Pas de réelle protection

Dans le cas où le gouvernement opte pour la non-fermeture des écoles, « rien n’est vraiment fait pour que les enseignants et les enfants soient vraiment protégés. Il n’y a peut-être pas de morts, mais personne ne connaît les effets secondaires à long terme de cette maladie, on ne cesse de le constater ». Concernant les écoles, de nombreuses communes manquent de moyens, les sanitaires et les toilettes ne sont pas à la hauteur, leur état n’est pas toujours vérifié, il n’y a pas d’eau chaude. Dans le secondaire, les établissements manquent de moyens. « Ils ne peuvent pas forcément mettre en place des sens uniques pour éviter les bousculades dans les couloirs. » En résumé, se questionne Claire Leconte, « les enseignants peuvent-ils avoir des masques vraiment protecteurs ? Peut-on trouver des solutions pour qu’il y ait de la distance entre tous ? Toutes les communes peuvent-elles faire de la cantine un lieu où il n’y a pas un brassage dangereux ? Ne peut-on faire des demi-groupes ? etc. » Elle met aussi en cause le manque de transparence. « Quand un enseignant se retrouve positif, pourquoi doit-il passer par l’Inspection de l’Éducation nationale et le médecin scolaire pour définir qui sont les cas contacts et voire s’il faut fermer ou non l’école ? En l’occurrence, la fermeture des écoles permet de maîtriser la communication. Comme il n’est pas question de montrer que l’école peut transmettre la Covid, dans la plupart des cas, on isole l’enseignant concerné mais ce sont tous les autres qui ne sont pas réellement protégés.
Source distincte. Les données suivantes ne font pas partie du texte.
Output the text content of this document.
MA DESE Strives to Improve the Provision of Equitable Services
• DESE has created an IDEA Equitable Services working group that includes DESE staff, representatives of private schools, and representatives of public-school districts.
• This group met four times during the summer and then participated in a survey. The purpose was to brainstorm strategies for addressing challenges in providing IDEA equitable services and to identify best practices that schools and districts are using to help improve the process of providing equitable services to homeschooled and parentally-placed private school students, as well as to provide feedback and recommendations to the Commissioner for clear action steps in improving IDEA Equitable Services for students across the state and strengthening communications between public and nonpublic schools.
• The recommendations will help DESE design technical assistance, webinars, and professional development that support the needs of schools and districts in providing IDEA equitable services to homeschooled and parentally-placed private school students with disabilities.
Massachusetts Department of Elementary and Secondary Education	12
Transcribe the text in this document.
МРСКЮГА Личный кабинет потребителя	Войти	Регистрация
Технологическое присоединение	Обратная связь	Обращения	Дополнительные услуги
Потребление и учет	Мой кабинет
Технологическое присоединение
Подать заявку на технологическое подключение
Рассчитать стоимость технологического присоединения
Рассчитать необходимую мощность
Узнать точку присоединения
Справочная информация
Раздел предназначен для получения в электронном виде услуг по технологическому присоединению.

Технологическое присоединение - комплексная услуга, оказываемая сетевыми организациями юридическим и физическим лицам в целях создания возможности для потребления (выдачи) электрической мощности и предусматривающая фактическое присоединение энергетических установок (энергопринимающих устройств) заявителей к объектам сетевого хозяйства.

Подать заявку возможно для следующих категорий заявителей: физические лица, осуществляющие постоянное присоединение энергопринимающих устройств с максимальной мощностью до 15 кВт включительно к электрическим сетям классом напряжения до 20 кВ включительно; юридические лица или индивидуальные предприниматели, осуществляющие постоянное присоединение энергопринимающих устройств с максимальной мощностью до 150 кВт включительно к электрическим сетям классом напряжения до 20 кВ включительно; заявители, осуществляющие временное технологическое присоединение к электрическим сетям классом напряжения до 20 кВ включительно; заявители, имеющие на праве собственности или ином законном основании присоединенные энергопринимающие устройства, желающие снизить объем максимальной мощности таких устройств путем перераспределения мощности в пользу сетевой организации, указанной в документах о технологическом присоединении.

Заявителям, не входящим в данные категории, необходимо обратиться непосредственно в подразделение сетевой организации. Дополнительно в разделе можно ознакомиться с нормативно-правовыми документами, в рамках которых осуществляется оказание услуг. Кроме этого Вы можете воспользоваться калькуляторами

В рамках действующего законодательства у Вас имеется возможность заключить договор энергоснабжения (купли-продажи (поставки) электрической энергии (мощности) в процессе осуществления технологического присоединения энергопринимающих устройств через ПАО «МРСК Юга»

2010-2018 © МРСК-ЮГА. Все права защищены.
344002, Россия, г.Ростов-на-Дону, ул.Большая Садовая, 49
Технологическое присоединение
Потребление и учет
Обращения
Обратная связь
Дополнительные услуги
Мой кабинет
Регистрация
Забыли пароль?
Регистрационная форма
De plus, où sont les masques transparents pour l’apprentissage en maternelle et CP ? » Ainsi, réfléchit Claire Leconte, « qu’il faille laisser les écoles ouvertes pour x raisons, d’accord, mais se pose-t-on la question du dégât psychologique sur les enfants avec un accueil tel qu’il est : interdiction de courir, masque toute la journée pour les 6 ans, interdiction d’aller voir les copains à la récré s’ils ne sont pas dans la classe (non brassage), à force de se laver les mains et avec de l’eau froide dans cette période (car il n’y a pas d’eau chaude dans tous les sanitaires) certains ont les mains gercées… ». Il semblait admis de dire que « les enfants sont formidables et qu’ils s’adaptent ». Mais au final, de plus en plus de parents signalent que leur enfant pleure au moment d’aller à l’école.